Xadrez, de fato, é terreno para a busca da verdade, e muito de seu encanto vem do fato que, embora perante os olhos de qualquer um, ela fique tão escondida entre as peças e suas intrigas de cores alternadas.

Por esses dias, recebi de diversas fontes (inclusive de alguns enxadristas) uma triste mentira:

Fake News não têm poupado nem o xadrez

A imagem, muito famosa, mostra uma exibição de simultâneas realizada em 1920 pelo garoto prodígio Samuel Reshevsky (1911 – 1992). Na ocasião, Reshevsky enfrentou não somente 8, mas 20 adversários (nem todos na imagem) e, ao contrário da mentira divulgada, derrotou todos.

Fico imaginando as razões de quem criou a falsa informação e iniciou a corrente de falsidade, mas o fato que entendo ainda menos é o porquê de muitas pessoas passarem adiante… Algumas como uma interrogação (“isso é verdade?”), outros como quem manda uma piada (sem graça alguma).

Algumas simples verificações antes de propagar a imagem teriam detido sua proliferação (falta de cuidado que, aliás, tem sido comum e decisiva para o sucesso do espalhamento de mentiras em outros contextos da vida):

  1. Uma foto de um garoto que perde para mestres adultos no início so século XX seria algo tão incrível assim para merecer a posteridade?
  2. As feições desamparadas de alguns dos adversários na foto não servem de pista de que eles estão desconfortáveis (ou seja, perdendo)?
  3. As peças do tabuleiro não estão bem visíveis, mas há diversas fontes, como a Wikipédia, que falam exatamente do contexto da foto e do desfecho das partidas.
Nota na Wikipédia sobre o tema.

A foto original foi feita durante uma seção de partidas simultâneas do jovem prodígio contra um grupo de 20 fortes jogadores parisienses. A disputa ocorreu no Club des Echecs du Palais Royal no dia 16 de mai de 1920 (o pequeno Samuel, portanto, ainda não havia completado 9 anos de idade).

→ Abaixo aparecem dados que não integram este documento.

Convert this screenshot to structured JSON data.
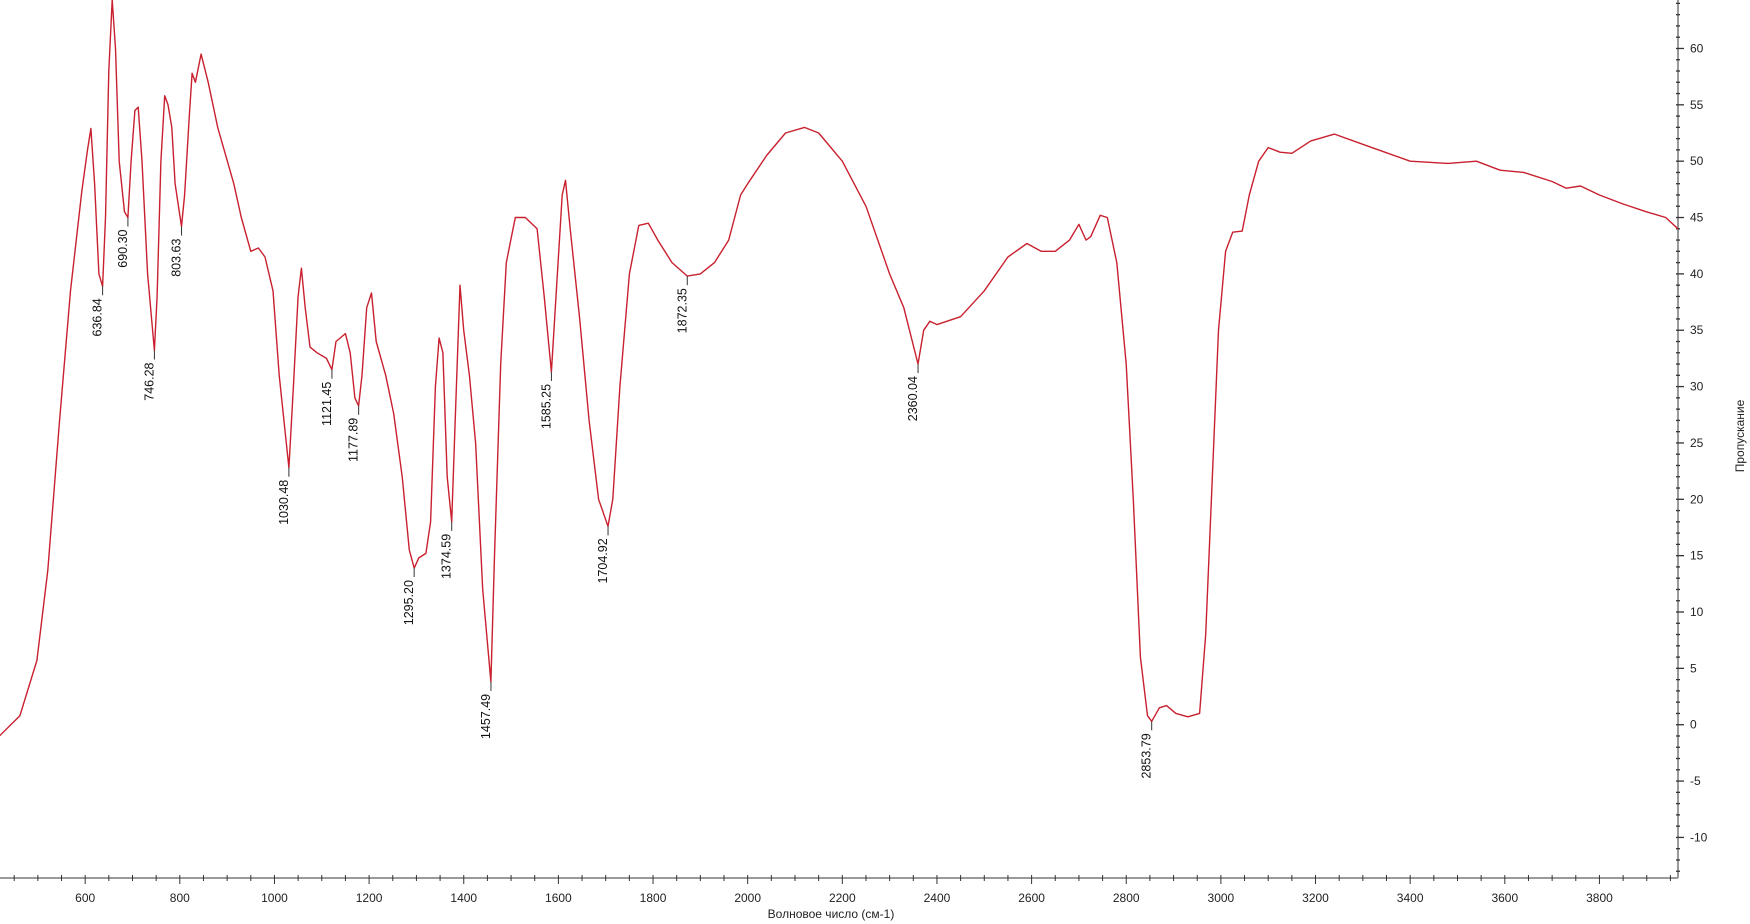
{
  "chart_data": {
    "type": "line",
    "title": "",
    "xlabel": "Волновое число (см-1)",
    "ylabel": "Пропускание",
    "xlim": [
      420,
      3966
    ],
    "ylim": [
      -13.6,
      64.3
    ],
    "x_ticks": [
      600,
      800,
      1000,
      1200,
      1400,
      1600,
      1800,
      2000,
      2200,
      2400,
      2600,
      2800,
      3000,
      3200,
      3400,
      3600,
      3800
    ],
    "y_ticks": [
      -10,
      -5,
      0,
      5,
      10,
      15,
      20,
      25,
      30,
      35,
      40,
      45,
      50,
      55,
      60
    ],
    "grid": false,
    "line_color": "#c8202e",
    "series": [
      {
        "points": [
          [
            414,
            -1.2
          ],
          [
            462,
            0.8
          ],
          [
            498,
            5.7
          ],
          [
            521,
            13.7
          ],
          [
            545,
            26.6
          ],
          [
            569,
            38.5
          ],
          [
            593,
            47.4
          ],
          [
            605,
            51
          ],
          [
            612,
            52.9
          ],
          [
            620,
            48
          ],
          [
            629,
            40
          ],
          [
            636.84,
            38.9
          ],
          [
            643,
            45
          ],
          [
            650,
            58
          ],
          [
            657,
            64.3
          ],
          [
            664,
            60
          ],
          [
            672,
            50
          ],
          [
            683,
            45.5
          ],
          [
            690.3,
            45
          ],
          [
            697,
            50
          ],
          [
            705,
            54.5
          ],
          [
            712,
            54.8
          ],
          [
            720,
            50
          ],
          [
            732,
            40
          ],
          [
            746.28,
            33.2
          ],
          [
            752,
            38
          ],
          [
            760,
            50
          ],
          [
            768,
            55.8
          ],
          [
            775,
            55
          ],
          [
            783,
            53
          ],
          [
            790,
            48
          ],
          [
            803.63,
            44.2
          ],
          [
            810,
            47
          ],
          [
            820,
            54
          ],
          [
            826,
            57.8
          ],
          [
            833,
            57
          ],
          [
            845,
            59.5
          ],
          [
            860,
            57
          ],
          [
            880,
            53
          ],
          [
            914,
            48
          ],
          [
            930,
            45
          ],
          [
            950,
            42
          ],
          [
            966,
            42.3
          ],
          [
            980,
            41.5
          ],
          [
            997,
            38.5
          ],
          [
            1010,
            31
          ],
          [
            1030.48,
            22.8
          ],
          [
            1040,
            30
          ],
          [
            1050,
            38
          ],
          [
            1057,
            40.5
          ],
          [
            1065,
            37
          ],
          [
            1075,
            33.5
          ],
          [
            1090,
            33
          ],
          [
            1110,
            32.5
          ],
          [
            1121.45,
            31.5
          ],
          [
            1130,
            34
          ],
          [
            1150,
            34.7
          ],
          [
            1160,
            33
          ],
          [
            1170,
            29
          ],
          [
            1177.89,
            28.3
          ],
          [
            1185,
            31
          ],
          [
            1195,
            37
          ],
          [
            1205,
            38.3
          ],
          [
            1215,
            34
          ],
          [
            1235,
            31
          ],
          [
            1252,
            27.6
          ],
          [
            1270,
            22
          ],
          [
            1285,
            15.5
          ],
          [
            1295.2,
            13.9
          ],
          [
            1305,
            14.8
          ],
          [
            1320,
            15.2
          ],
          [
            1330,
            18
          ],
          [
            1340,
            30
          ],
          [
            1348,
            34.3
          ],
          [
            1356,
            33
          ],
          [
            1365,
            22
          ],
          [
            1374.59,
            18
          ],
          [
            1382,
            27
          ],
          [
            1392,
            39
          ],
          [
            1400,
            35
          ],
          [
            1412,
            31
          ],
          [
            1425,
            25
          ],
          [
            1440,
            12
          ],
          [
            1457.49,
            3.8
          ],
          [
            1465,
            15
          ],
          [
            1478,
            32
          ],
          [
            1490,
            41
          ],
          [
            1509,
            45
          ],
          [
            1530,
            45
          ],
          [
            1555,
            44
          ],
          [
            1570,
            38
          ],
          [
            1585.25,
            31.3
          ],
          [
            1595,
            38
          ],
          [
            1608,
            47
          ],
          [
            1615,
            48.3
          ],
          [
            1625,
            44
          ],
          [
            1645,
            36
          ],
          [
            1665,
            27
          ],
          [
            1685,
            20
          ],
          [
            1704.92,
            17.6
          ],
          [
            1715,
            20
          ],
          [
            1730,
            30
          ],
          [
            1750,
            40
          ],
          [
            1770,
            44.3
          ],
          [
            1790,
            44.5
          ],
          [
            1810,
            43
          ],
          [
            1840,
            41
          ],
          [
            1872.35,
            39.8
          ],
          [
            1900,
            40
          ],
          [
            1930,
            41
          ],
          [
            1960,
            43
          ],
          [
            1985,
            47
          ],
          [
            2000,
            48
          ],
          [
            2040,
            50.5
          ],
          [
            2080,
            52.5
          ],
          [
            2120,
            53
          ],
          [
            2150,
            52.5
          ],
          [
            2200,
            50
          ],
          [
            2250,
            46
          ],
          [
            2300,
            40
          ],
          [
            2330,
            37
          ],
          [
            2360.04,
            32
          ],
          [
            2372,
            35
          ],
          [
            2385,
            35.8
          ],
          [
            2400,
            35.5
          ],
          [
            2450,
            36.2
          ],
          [
            2500,
            38.5
          ],
          [
            2550,
            41.5
          ],
          [
            2590,
            42.7
          ],
          [
            2620,
            42
          ],
          [
            2650,
            42
          ],
          [
            2680,
            43
          ],
          [
            2700,
            44.4
          ],
          [
            2715,
            43
          ],
          [
            2725,
            43.3
          ],
          [
            2745,
            45.2
          ],
          [
            2760,
            45
          ],
          [
            2780,
            41
          ],
          [
            2800,
            32
          ],
          [
            2815,
            20
          ],
          [
            2830,
            6
          ],
          [
            2845,
            0.8
          ],
          [
            2853.79,
            0.3
          ],
          [
            2870,
            1.5
          ],
          [
            2885,
            1.7
          ],
          [
            2905,
            1
          ],
          [
            2930,
            0.7
          ],
          [
            2955,
            1
          ],
          [
            2968,
            8
          ],
          [
            2980,
            20
          ],
          [
            2995,
            35
          ],
          [
            3010,
            42
          ],
          [
            3025,
            43.7
          ],
          [
            3045,
            43.8
          ],
          [
            3060,
            47
          ],
          [
            3080,
            50
          ],
          [
            3100,
            51.2
          ],
          [
            3125,
            50.8
          ],
          [
            3150,
            50.7
          ],
          [
            3190,
            51.8
          ],
          [
            3240,
            52.4
          ],
          [
            3300,
            51.5
          ],
          [
            3400,
            50
          ],
          [
            3480,
            49.8
          ],
          [
            3540,
            50
          ],
          [
            3590,
            49.2
          ],
          [
            3640,
            49
          ],
          [
            3700,
            48.2
          ],
          [
            3730,
            47.6
          ],
          [
            3760,
            47.8
          ],
          [
            3800,
            47
          ],
          [
            3850,
            46.2
          ],
          [
            3900,
            45.5
          ],
          [
            3940,
            45
          ],
          [
            3966,
            44
          ]
        ]
      }
    ],
    "peak_labels": [
      "636.84",
      "690.30",
      "746.28",
      "803.63",
      "1030.48",
      "1121.45",
      "1177.89",
      "1295.20",
      "1374.59",
      "1457.49",
      "1585.25",
      "1704.92",
      "1872.35",
      "2360.04",
      "2853.79"
    ],
    "peak_positions": [
      [
        636.84,
        38.9
      ],
      [
        690.3,
        45
      ],
      [
        746.28,
        33.2
      ],
      [
        803.63,
        44.2
      ],
      [
        1030.48,
        22.8
      ],
      [
        1121.45,
        31.5
      ],
      [
        1177.89,
        28.3
      ],
      [
        1295.2,
        13.9
      ],
      [
        1374.59,
        18
      ],
      [
        1457.49,
        3.8
      ],
      [
        1585.25,
        31.3
      ],
      [
        1704.92,
        17.6
      ],
      [
        1872.35,
        39.8
      ],
      [
        2360.04,
        32
      ],
      [
        2853.79,
        0.3
      ]
    ]
  }
}
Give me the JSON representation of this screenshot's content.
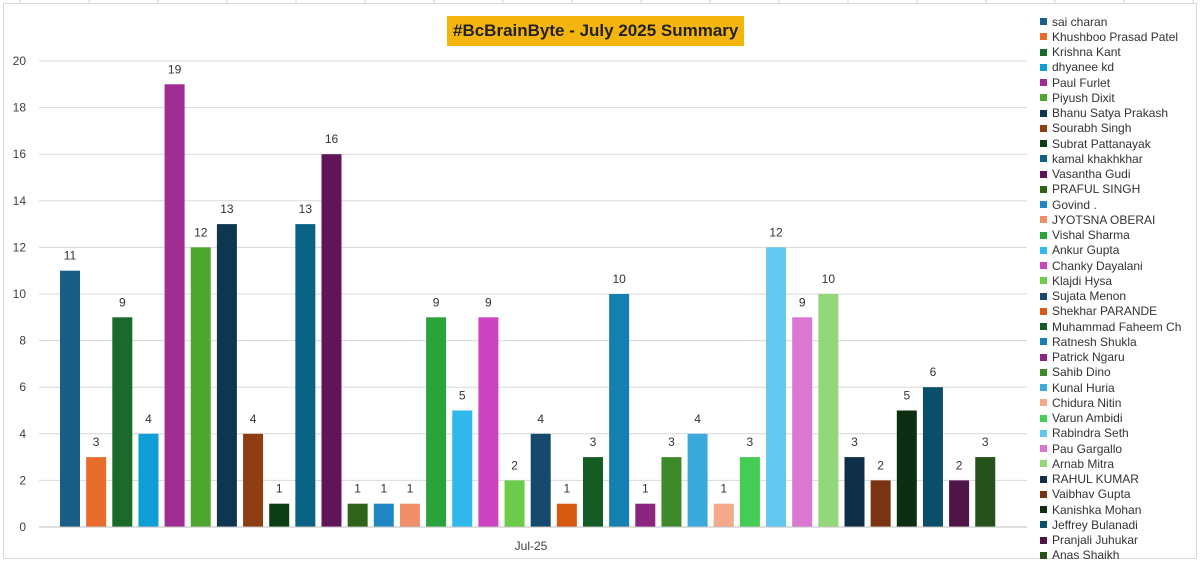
{
  "chart_data": {
    "type": "bar",
    "title": "#BcBrainByte - July 2025 Summary",
    "category": "Jul-25",
    "xlabel": "",
    "ylabel": "",
    "ylim": [
      0,
      20
    ],
    "yticks": [
      0,
      2,
      4,
      6,
      8,
      10,
      12,
      14,
      16,
      18,
      20
    ],
    "grid": true,
    "legend_position": "right",
    "title_background": "#f5b50f",
    "series": [
      {
        "name": "sai charan",
        "value": 11,
        "color": "#1a5e85"
      },
      {
        "name": "Khushboo Prasad Patel",
        "value": 3,
        "color": "#e86c2c"
      },
      {
        "name": "Krishna Kant",
        "value": 9,
        "color": "#1a6b2a"
      },
      {
        "name": "dhyanee kd",
        "value": 4,
        "color": "#0f9ed5"
      },
      {
        "name": "Paul Furlet",
        "value": 19,
        "color": "#a02b93"
      },
      {
        "name": "Piyush Dixit",
        "value": 12,
        "color": "#4ea72e"
      },
      {
        "name": "Bhanu Satya Prakash",
        "value": 13,
        "color": "#0e3650"
      },
      {
        "name": "Sourabh Singh",
        "value": 4,
        "color": "#8f3e14"
      },
      {
        "name": "Subrat Pattanayak",
        "value": 1,
        "color": "#0d3d14"
      },
      {
        "name": "kamal khakhkhar",
        "value": 13,
        "color": "#0a6285"
      },
      {
        "name": "Vasantha Gudi",
        "value": 16,
        "color": "#601558"
      },
      {
        "name": "PRAFUL SINGH",
        "value": 1,
        "color": "#2e6318"
      },
      {
        "name": "Govind .",
        "value": 1,
        "color": "#1f88c4"
      },
      {
        "name": "JYOTSNA OBERAI",
        "value": 1,
        "color": "#f0906a"
      },
      {
        "name": "Vishal Sharma",
        "value": 9,
        "color": "#2aa33a"
      },
      {
        "name": "Ankur Gupta",
        "value": 5,
        "color": "#2eb8ec"
      },
      {
        "name": "Chanky Dayalani",
        "value": 9,
        "color": "#cc44c0"
      },
      {
        "name": "Klajdi Hysa",
        "value": 2,
        "color": "#6ccc4a"
      },
      {
        "name": "Sujata Menon",
        "value": 4,
        "color": "#154a6e"
      },
      {
        "name": "Shekhar PARANDE",
        "value": 1,
        "color": "#d65a12"
      },
      {
        "name": "Muhammad Faheem Ch",
        "value": 3,
        "color": "#155c24"
      },
      {
        "name": "Ratnesh Shukla",
        "value": 10,
        "color": "#147fb0"
      },
      {
        "name": "Patrick Ngaru",
        "value": 1,
        "color": "#8a2680"
      },
      {
        "name": "Sahib Dino",
        "value": 3,
        "color": "#3e8a2a"
      },
      {
        "name": "Kunal Huria",
        "value": 4,
        "color": "#3ba9dc"
      },
      {
        "name": "Chidura Nitin",
        "value": 1,
        "color": "#f4a98a"
      },
      {
        "name": "Varun Ambidi",
        "value": 3,
        "color": "#44cc55"
      },
      {
        "name": "Rabindra Seth",
        "value": 12,
        "color": "#62c8f0"
      },
      {
        "name": "Pau Gargallo",
        "value": 9,
        "color": "#d978d0"
      },
      {
        "name": "Arnab Mitra",
        "value": 10,
        "color": "#92d87a"
      },
      {
        "name": "RAHUL KUMAR",
        "value": 3,
        "color": "#0f2e48"
      },
      {
        "name": "Vaibhav Gupta",
        "value": 2,
        "color": "#7a3412"
      },
      {
        "name": "Kanishka Mohan",
        "value": 5,
        "color": "#0d2e10"
      },
      {
        "name": "Jeffrey Bulanadi",
        "value": 6,
        "color": "#0a4f6a"
      },
      {
        "name": "Pranjali Juhukar",
        "value": 2,
        "color": "#4f1448"
      },
      {
        "name": "Anas Shaikh",
        "value": 3,
        "color": "#24521a"
      }
    ]
  }
}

Relatos efusivos da imprensa francesa da época reportam que ele venceu todos os 20 adversários, mas apenas um das partidas, contra Herzfeld, foi preservada.

Para fazer justiça a Samuel Reshevsky, fica o registro de que era dotado de extraordinário talento para o xadrez, desde muito cedo descoberto.

Seus pais (extremamente pobres) foram convencidos por um “empresário” para que ele se apresentasse (a dinheiro) perante adversários mais velhos em exibições por várias partes do mundo, a começar pela Europa. E houve muitas, além de Paris, citada acima, até que a família seguiu para os EUA, onde acabou se instalando definitivamente.

Reshevsky (lado esquerdo em pé), em 1921, prestes a enfrentar 20 jogadores em Cleveland (EUA).

Autoridades norte-americanas tiraram o jovem Reshevsky da tutela de seus pais, pois foi considerada abusiva a forma de explorar os talentos do menino, que sequer frequentava a escola.

Sua tutela foi dada a um milionário filantropo que cuidou da educação do jovem até sua graduação na Universidade de Chicago em 1934.

Após a graduação, Reshevsky voltou a tomar parte em competições de alto nível, por exemplo, vencendo o Torneio de Margate em 1935 à frente de Capablanca (a quem venceu no confronto individual).

Apesar de nunca ter sido um profissional do xadrez em tempo integral, Reshevsky foi um sério candidato ao título mundial até o final dos anos 1960, considerado por muitos o melhor jogador do mundo fora da URSS até a chegada de Fischer.

No xadrez, e muito mais na vida, a verdade é muito preciosa. Pena que uma óbvia mentira, como a citada, possa demorar tanto para ser desmentida e seu estrago possa ser irrecuperável.